Par exemple, notre sainte cite souvent l'expression de l'apôtre Paul: «Si Dieu est pour nous, qui sera contre nous?» (Rm 8, 31, cf. Journal, 1, 714 ; II, 116.1021; III, 48). En elle, l'assimilation de ce texte paulinien, cette grande confiance et cette joie profonde, devient un fait accompli dans sa personne elle-même: «Mon âme — écrit-elle — a été liée par la volonté divine et je me suis vraiment établie et arrêtée pour toujours dans la volonté de Dieu. Il me semblait que je n'aurais plus jamais à me séparer de cette volonté de Dieu et je revins en moi avec ces paroles précises: rien ne pourra me séparer de la volonté de Dieu, ni les angoisses, ni les peines, ni les tourments, ni le mépris, ni les tentations, ni les créatures, ni les démons, ni l'obscurité, et pas même la mort, car, dans la vie et dans la mort, je veux entièrement, et en tout, la volonté de Dieu» (Journal, IV, 272). Ainsi avons-nous, nous aussi, la certitude que la mort n'a pas le dernier mot, nous sommes enracinés dans la volonté de Dieu et ainsi réellement dans la vie, à jamais.

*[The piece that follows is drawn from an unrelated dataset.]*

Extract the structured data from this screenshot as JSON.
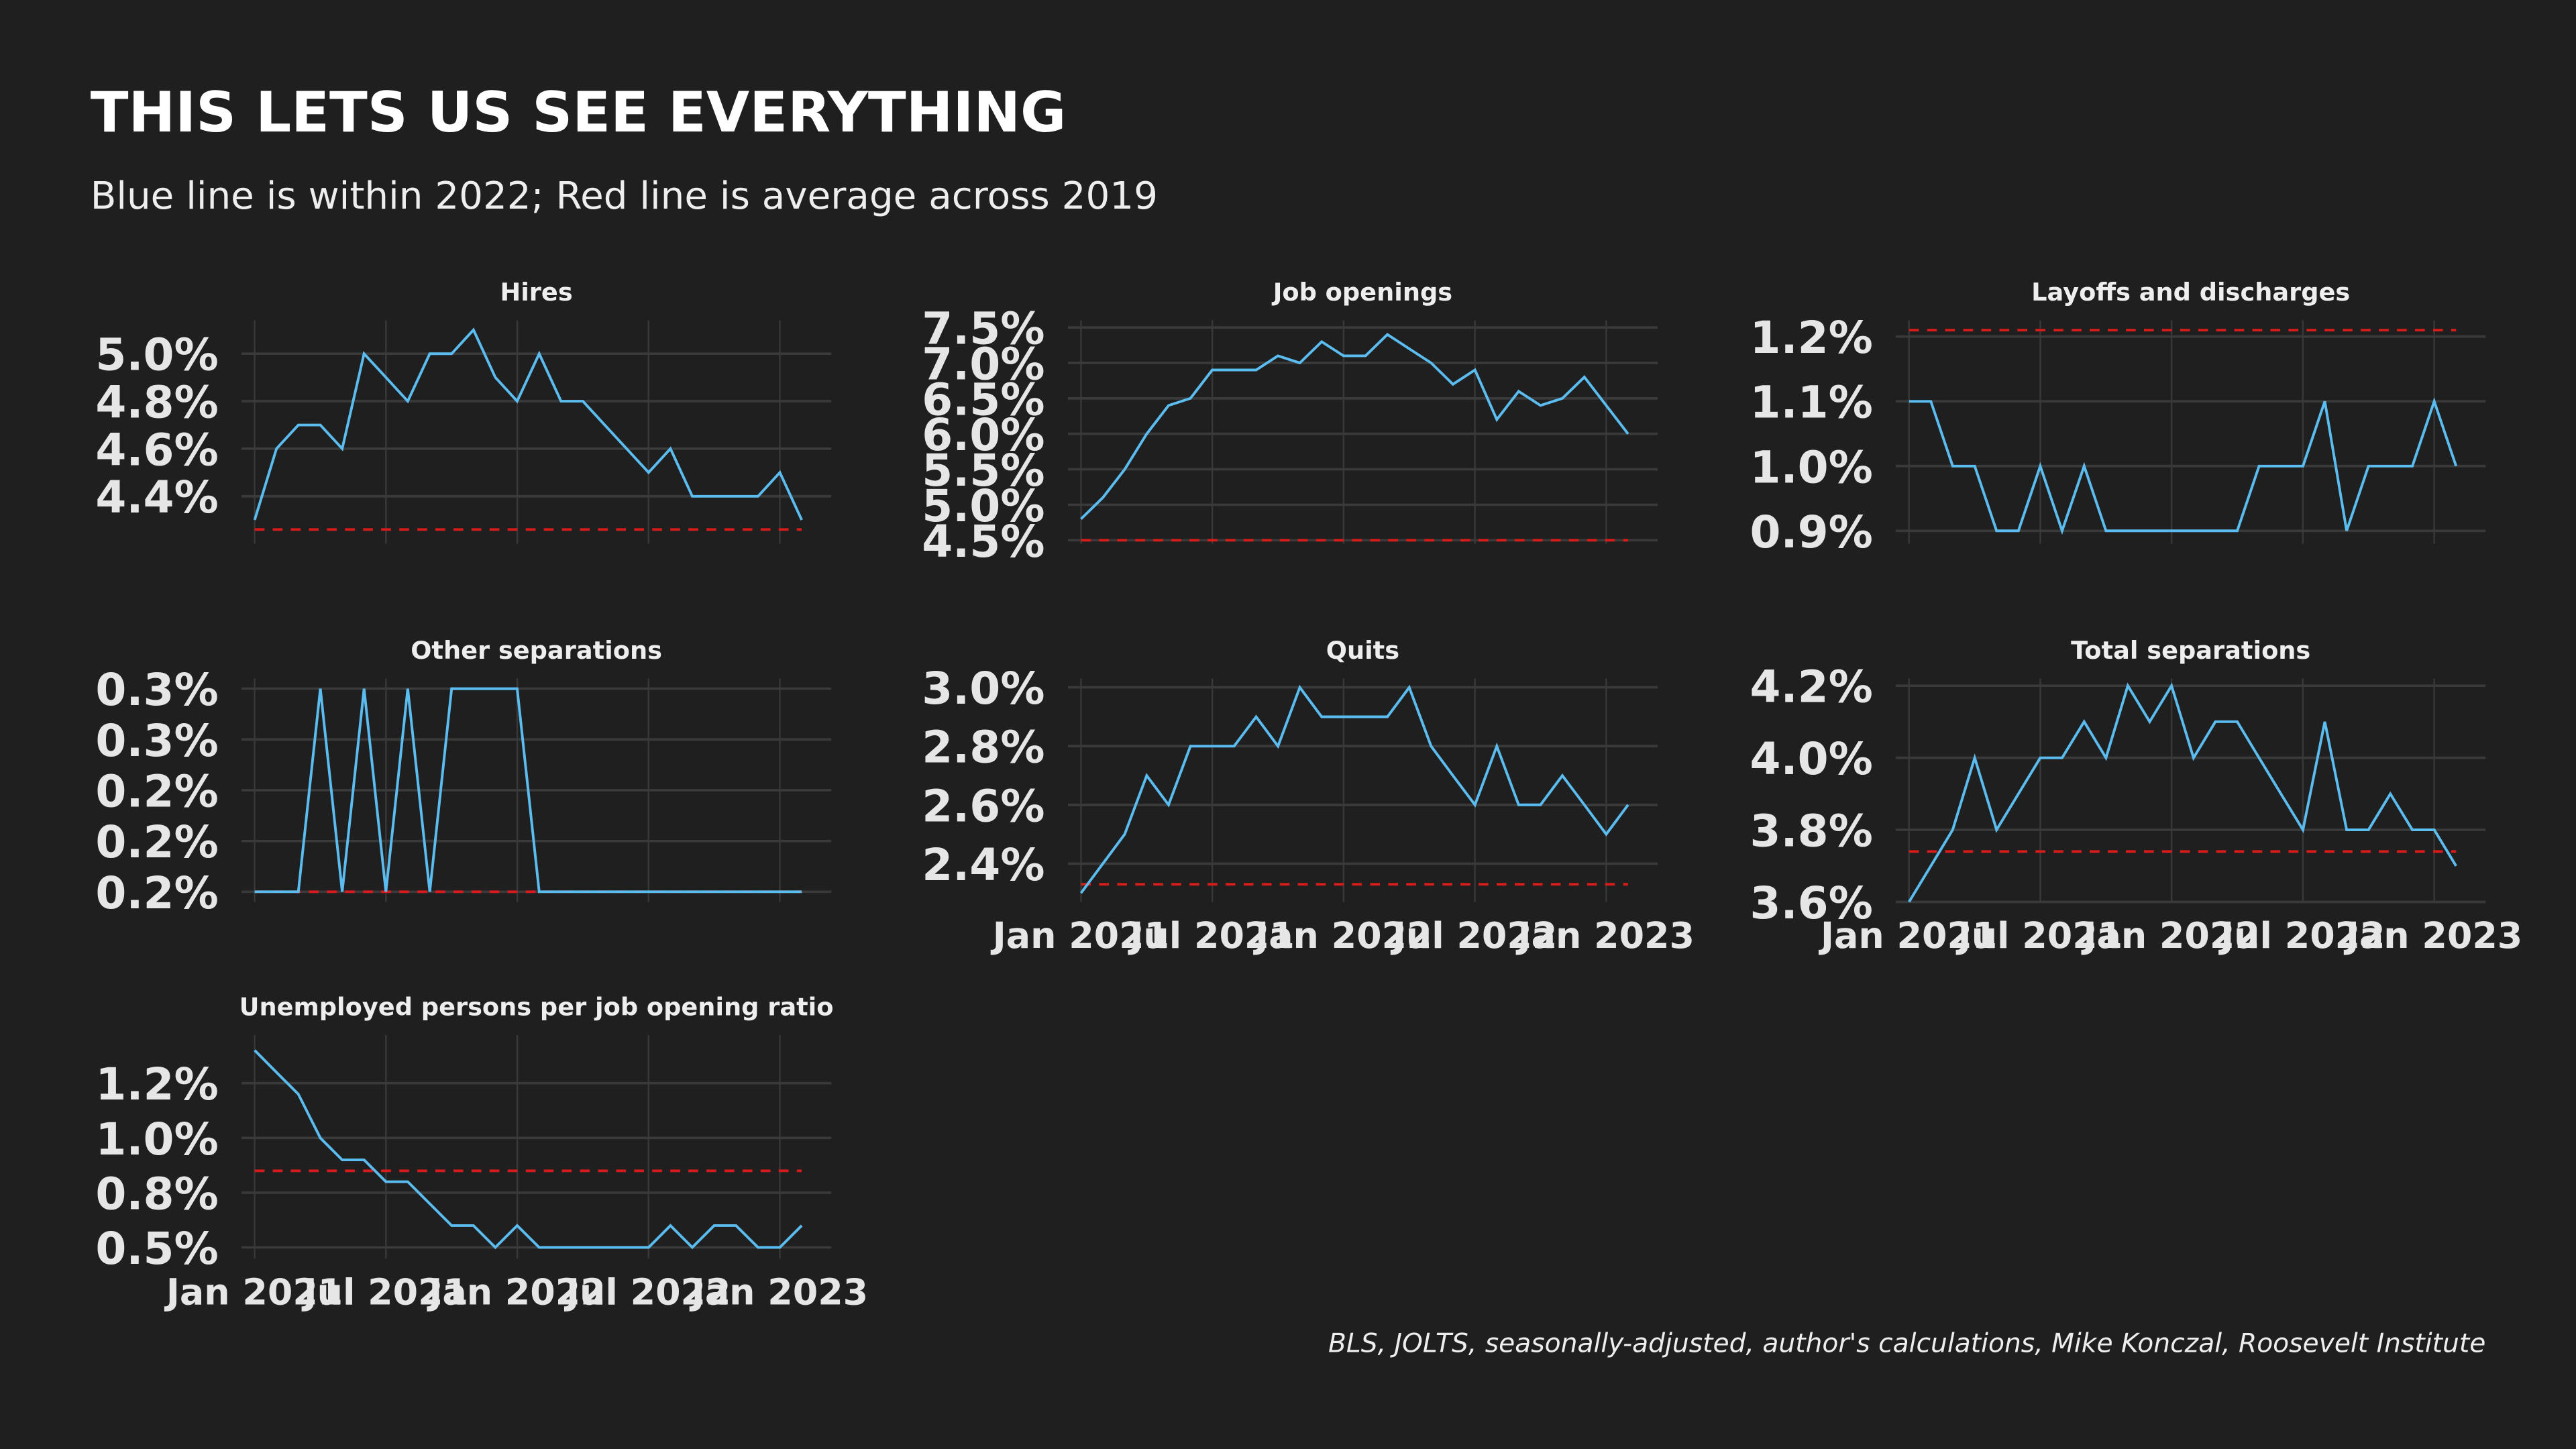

Véronique se révèle, en particulier, un témoin courageux de la beauté et de la puissance de l'Amour divin, qui l'attire, l'envahit, l'embrase. C'est l'amour crucifié qui s'est imprimé dans sa chair, comme dans celle de saint François d'Assise, avec les stigmates de Jésus. «Mon épouse — me murmure le Christ crucifié — les pénitences que tu accomplis pour ceux que j'ai en disgrâce me sont chères... Ensuite, détachant un bras de la croix, il me fit signe de m'approcher de son côté... Et je me retrouvais entre les bras du Crucifié. Je ne peux pas raconter ce que j'éprouvais à ce moment: j'aurais voulu être toujours dans son très saint côté» (ibid., I, 37). Il s'agit également de son chemin spirituel, de sa vie intérieure: être dans les bras du crucifié et être aimé dans l'amour du Christ pour les autres. Avec la Vierge Marie également, Véronique vit une relation de profonde intimité, témoignée par les paroles qu'elle entend un jour la Vierge lui adresser et qu'elle rapporte dans son Journal: «Je te fis reposer en mon sein, tu connus l'union avec mon âme, et par celle-ci tu fus, comme en vol, conduite devant Dieu» (IV, 901).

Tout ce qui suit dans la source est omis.